Hoewel er inspanningen worden geleverd om een vaccin tegen S epidermidis te ontwikkelen, is er momenteel geen commercieel verkrijgbaar vaccin voor CoNS.
Welke gastheer factoren beschermen tegen deze infectie?
-
De belangrijkste immuunsysteemfactor die beschermt tegen invasie door CoNS zijn intacte huid- en slijmvliesbarrières en functionele neutrofielen.
-
Patiënten met een hoger risico op infectie omdat van CoNS zijn die met intravasculaire katheters en prothetische medische hulpmiddelen. Bovendien lopen pasgeborenen en neutropenische patiënten een hoger risico op infectie. S. saprophyticus veroorzaakt urineweginfectie bij premenopauzale, seksueel actieve vrouwen. S. lugdunensis gedraagt zich meer als S. aureus dan andere CoNS en kan invasieve infectie veroorzaken bij normale gastheren.
-
Histopathologie van CoNS-biomateriaal-gerelateerde infecties onthult vaak bewijs van acute en chronische ontsteking, evenals reactie op vreemd lichaam (reuzencellen met meerdere kernen). In diermodellen van met antibiotica behandelde CoNS-biomateriaal-geassocieerde infectie, worden organismen vaak verwijderd uit de onmiddellijke interface tussen het hulpmiddel en het weefsel, maar blijven ze bestaan in de peri-implantaire weefsels. Bovendien worden levensvatbare organismen vaak gewonnen uit de biofilm die kenmerkend is voor CoNS-infecties op biomaterialen.
Wat zijn de klinische manifestaties van infectie met dit organisme?
S. epidermidis wordt meestal geassocieerd met infecties van medische hulpmiddelen. Infecties zijn vaak indolent en kunnen klinisch moeilijk te definiëren zijn. Het onderscheid tussen kweekverontreiniging en echte infectie kan een uitdaging zijn.

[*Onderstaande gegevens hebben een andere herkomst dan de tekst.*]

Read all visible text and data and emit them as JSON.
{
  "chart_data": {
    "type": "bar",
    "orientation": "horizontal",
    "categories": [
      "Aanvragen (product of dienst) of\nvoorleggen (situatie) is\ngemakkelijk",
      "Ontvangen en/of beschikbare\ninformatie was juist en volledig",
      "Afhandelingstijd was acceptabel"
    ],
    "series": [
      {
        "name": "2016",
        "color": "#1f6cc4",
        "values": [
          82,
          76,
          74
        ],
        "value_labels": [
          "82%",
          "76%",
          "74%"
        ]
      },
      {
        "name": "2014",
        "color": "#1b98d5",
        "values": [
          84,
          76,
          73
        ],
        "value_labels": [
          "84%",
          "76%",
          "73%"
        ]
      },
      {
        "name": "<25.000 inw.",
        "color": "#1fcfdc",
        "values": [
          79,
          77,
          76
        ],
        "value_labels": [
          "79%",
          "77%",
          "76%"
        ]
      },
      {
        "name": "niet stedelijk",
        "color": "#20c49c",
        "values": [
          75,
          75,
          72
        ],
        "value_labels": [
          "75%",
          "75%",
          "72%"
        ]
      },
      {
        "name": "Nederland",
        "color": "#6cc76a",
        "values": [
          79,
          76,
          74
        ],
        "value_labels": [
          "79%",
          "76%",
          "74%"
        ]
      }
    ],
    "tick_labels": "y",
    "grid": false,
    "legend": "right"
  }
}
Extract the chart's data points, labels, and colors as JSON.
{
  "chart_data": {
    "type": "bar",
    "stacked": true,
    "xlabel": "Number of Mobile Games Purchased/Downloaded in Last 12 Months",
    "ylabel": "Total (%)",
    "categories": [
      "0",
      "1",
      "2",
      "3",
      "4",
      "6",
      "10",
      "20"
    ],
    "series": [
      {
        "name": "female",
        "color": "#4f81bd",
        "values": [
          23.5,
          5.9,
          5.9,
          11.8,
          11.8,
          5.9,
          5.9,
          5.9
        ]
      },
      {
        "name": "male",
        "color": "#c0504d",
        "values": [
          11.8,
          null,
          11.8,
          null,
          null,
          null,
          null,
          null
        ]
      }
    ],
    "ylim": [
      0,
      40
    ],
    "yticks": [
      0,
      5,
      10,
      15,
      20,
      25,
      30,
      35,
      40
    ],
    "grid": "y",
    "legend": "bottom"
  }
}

Intravasculaire katheterinfecties: CoNS, meestal S. epidermidis, zijn de meest voorkomende oorzaak van intravasculaire katheterinfecties. Hoewel patiënten met geïnfecteerde intravasculaire katheters tekenen van sepsis (bacteriëmie, hypotensie, enz.) Kunnen vertonen, lijkt de katheterplaats zelf meestal onschadelijk. Af en toe zijn er lokale tekenen van ontsteking of etterende drainage op de katheterplaats. In het algemeen moeten kortdurende, niet-getunnelde, centraal veneuze katheters (CVC’s) die zijn geïnfecteerd met CoNS, worden verwijderd. Bij patiënten met geïnfecteerde langdurige CVC’s die geen tekenen van ernstige sepsis hebben, is het redelijk om te proberen een behandeling met de katheter in situ te proberen.
Prothetische klep endocarditis (PVE): CoNS veroorzaakt 15-40% van gevallen van PVE. Patiënten kunnen acuut of op een meer luie manier presenteren. Klinische manifestaties zijn onder meer koorts en tekenen van klepstoornissen. De diagnose wordt bevestigd door het documenteren van aanhoudend positieve bloedkweken en het vinden van aanwijzingen voor endocarditis via een transesofageaal echocardiogram. Een operatie is bijna altijd vereist en een antibioticabehandeling bestaat meestal uit een combinatie van vancomycine en rifampicine, vaak met gentamicine gedurende de eerste 2 weken.
Pacemakerinfectie: CoNS is verantwoordelijk voor 50-60% van pacemakerendocarditis. Patiënten vertonen over het algemeen tekenen van ontsteking op de plaats van de generatorzak, samen met positieve bloedkweken. Transesofageale echocardiografie wordt aanbevolen voor alle patiënten met een verdenking op een pacemaker-infectie, en voor een succesvolle behandeling is meestal volledige verwijdering van het apparaat vereist.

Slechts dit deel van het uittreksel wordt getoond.